Mini lamb koftas are kinda meatballs in all but name, perfectly moist spiced balls of minced lamb featuring almonds, pomegranate molasses, zaatar, chilli and dried mint.


  • 325g (11.5oz) Minced Lamb
  • 100g (2/3 Cup) Onion
  • 35g (1/4 Cup) Almonds
  • 2 Cloves Garlic
  • 1 Tsp Chili Flakes
  • 1 Tsp Dried Mint
  • 2 Tbsp Pomegranate Molasses
  • 1 Tbsp Zaatar
  • 1/2 Tsp Salt
  • 1/2 Tsp Pepper
  • 1 Tbsp Cooking Oil


  1. Place the onion, pomegranate molasses, garlic, pine nuts, chili flakes, and dried mint into a blender and blitz to a paste.
  2. Add this paste to the lamb and then season generously with salt and pepper and zaatar. Frying off a small patty and having a taste will help you with seasoning perfectly.
  3. Roll the mix into 10 balls, they will be around 50g in size, wet hands will help keep them smooth and stop them from sticking.
  4. Place them in the fridge for at least 10 minutes to rest. They are great left overnight to allow the flavours to develop.
  5. Heat a wide based nonstick pan over a high-medium heat and when hot add the oil.
  6. Add the koftas to the pan and sear until nicely coloured on one side, this will take 3-4 minutes.
  7. When nicely caramelised flip them over and reduce the heat to medium and cook for another 4-5 minutes or until the internal temperature reaches 70°C or 160°F.
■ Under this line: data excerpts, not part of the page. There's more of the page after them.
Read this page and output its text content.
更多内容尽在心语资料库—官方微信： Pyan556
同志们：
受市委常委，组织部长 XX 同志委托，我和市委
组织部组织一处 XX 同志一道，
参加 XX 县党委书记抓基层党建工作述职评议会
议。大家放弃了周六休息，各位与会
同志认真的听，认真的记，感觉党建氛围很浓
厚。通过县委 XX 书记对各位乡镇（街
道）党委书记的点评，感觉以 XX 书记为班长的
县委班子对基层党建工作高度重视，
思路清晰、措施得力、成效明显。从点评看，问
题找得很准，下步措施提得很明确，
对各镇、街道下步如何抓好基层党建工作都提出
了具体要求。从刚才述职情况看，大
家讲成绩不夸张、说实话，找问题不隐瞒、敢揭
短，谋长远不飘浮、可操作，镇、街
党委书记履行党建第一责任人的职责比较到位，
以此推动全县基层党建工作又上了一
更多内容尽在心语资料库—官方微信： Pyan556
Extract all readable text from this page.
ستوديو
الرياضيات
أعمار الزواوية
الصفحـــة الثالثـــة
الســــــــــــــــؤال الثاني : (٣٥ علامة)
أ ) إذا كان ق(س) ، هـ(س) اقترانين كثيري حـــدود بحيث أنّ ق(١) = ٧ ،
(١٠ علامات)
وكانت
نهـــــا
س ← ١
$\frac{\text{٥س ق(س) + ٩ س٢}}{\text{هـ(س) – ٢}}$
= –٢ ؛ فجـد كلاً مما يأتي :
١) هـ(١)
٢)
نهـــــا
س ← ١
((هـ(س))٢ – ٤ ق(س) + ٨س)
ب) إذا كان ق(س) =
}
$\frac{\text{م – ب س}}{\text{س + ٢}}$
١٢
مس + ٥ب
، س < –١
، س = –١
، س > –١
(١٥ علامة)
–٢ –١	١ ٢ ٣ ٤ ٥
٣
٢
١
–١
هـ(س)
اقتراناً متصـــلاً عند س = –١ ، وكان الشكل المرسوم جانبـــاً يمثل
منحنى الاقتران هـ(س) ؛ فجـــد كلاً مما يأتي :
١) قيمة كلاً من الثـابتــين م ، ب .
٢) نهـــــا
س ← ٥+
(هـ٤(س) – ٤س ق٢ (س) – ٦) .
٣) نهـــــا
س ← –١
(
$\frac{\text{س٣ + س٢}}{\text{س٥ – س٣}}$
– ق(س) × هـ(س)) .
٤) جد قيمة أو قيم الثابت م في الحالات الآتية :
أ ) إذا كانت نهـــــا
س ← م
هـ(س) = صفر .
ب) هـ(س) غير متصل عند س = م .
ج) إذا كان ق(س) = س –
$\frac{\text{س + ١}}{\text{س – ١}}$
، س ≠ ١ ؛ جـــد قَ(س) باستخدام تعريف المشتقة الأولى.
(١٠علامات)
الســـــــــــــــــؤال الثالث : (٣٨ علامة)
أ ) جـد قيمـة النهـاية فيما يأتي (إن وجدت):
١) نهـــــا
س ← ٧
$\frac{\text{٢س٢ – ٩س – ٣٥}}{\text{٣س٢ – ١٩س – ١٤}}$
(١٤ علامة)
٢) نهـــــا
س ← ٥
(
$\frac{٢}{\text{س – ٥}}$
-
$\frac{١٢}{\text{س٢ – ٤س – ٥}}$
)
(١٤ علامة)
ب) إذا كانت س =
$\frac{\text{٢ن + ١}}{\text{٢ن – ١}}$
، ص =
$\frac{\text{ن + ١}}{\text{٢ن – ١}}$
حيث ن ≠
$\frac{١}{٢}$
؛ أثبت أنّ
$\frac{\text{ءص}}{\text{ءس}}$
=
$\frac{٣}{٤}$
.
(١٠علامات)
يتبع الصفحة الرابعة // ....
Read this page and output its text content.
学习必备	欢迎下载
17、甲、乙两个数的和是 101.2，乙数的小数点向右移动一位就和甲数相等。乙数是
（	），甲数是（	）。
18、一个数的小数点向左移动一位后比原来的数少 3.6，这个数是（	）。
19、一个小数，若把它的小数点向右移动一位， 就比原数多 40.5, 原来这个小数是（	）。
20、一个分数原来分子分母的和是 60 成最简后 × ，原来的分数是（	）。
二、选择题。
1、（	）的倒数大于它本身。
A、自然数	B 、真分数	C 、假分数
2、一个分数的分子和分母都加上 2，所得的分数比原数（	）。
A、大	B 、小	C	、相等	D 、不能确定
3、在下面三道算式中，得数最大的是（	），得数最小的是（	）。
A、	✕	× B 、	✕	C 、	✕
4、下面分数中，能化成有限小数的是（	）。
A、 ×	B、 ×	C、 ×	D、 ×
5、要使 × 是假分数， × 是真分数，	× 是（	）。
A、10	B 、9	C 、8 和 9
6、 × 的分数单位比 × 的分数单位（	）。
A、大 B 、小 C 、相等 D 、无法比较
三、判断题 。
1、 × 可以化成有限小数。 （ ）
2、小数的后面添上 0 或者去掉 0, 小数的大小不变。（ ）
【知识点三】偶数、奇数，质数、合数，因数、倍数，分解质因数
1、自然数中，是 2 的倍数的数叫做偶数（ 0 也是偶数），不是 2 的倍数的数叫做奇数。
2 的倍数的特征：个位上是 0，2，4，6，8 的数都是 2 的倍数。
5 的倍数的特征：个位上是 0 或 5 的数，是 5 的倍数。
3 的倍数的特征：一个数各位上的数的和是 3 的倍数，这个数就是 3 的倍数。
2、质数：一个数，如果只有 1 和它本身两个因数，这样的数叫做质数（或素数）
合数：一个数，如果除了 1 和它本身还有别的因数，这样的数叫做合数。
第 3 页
The internal temperature for lamb is the official recommended safe temperature for minced lamb or beef.

Nutrition Information:



Serving Size:


Amount Per Serving: Calories: 664Total Fat: 44gSaturated Fat: 15gTrans Fat: 0gUnsaturated Fat: 25gCholesterol: 158mgSodium: 884mgCarbohydrates: 22gFiber: 5gSugar: 12gProtein: 46g

Calorific details are provided by a third-party application and are to be used as indicative figures only.

Did you make this recipe?

If you made this recipe, I'd love to see what you did and what I can do better, share a picture with me on Instagram and tag me @krumplibrian and tell me how it went!

Beth Neels

Friday 8th of February 2019

These kofta are just bursting with flavor! I love the combinations of the mint and za'atar AND sumac! And then serving with the earthy squash and the couscous! I wish I had some right now!!

Brian Jones

Monday 11th of February 2019

Thank you

Corina Blum

Friday 8th of February 2019

This recipe sounds right up my street! I love the spices you've used in the koftas and on the butternut squash too!

Brian Jones

Monday 11th of February 2019

Thanks Corina

Chef Mireille

Friday 8th of February 2019

Za'atar is one of my favorite spices even if it's just on something simple like roasted potatoes. However, you made such a delicious meal and a gourmet presentation here, za'atar actually takes a backseat to all the amazing flavors that must have been present in this meal.

Brian Jones

Friday 8th of February 2019

Thank you, I like using zaatar as a seasoning in the same way as salt and pepper is used. It is not the dominant flavour but offers background notes and points of interest.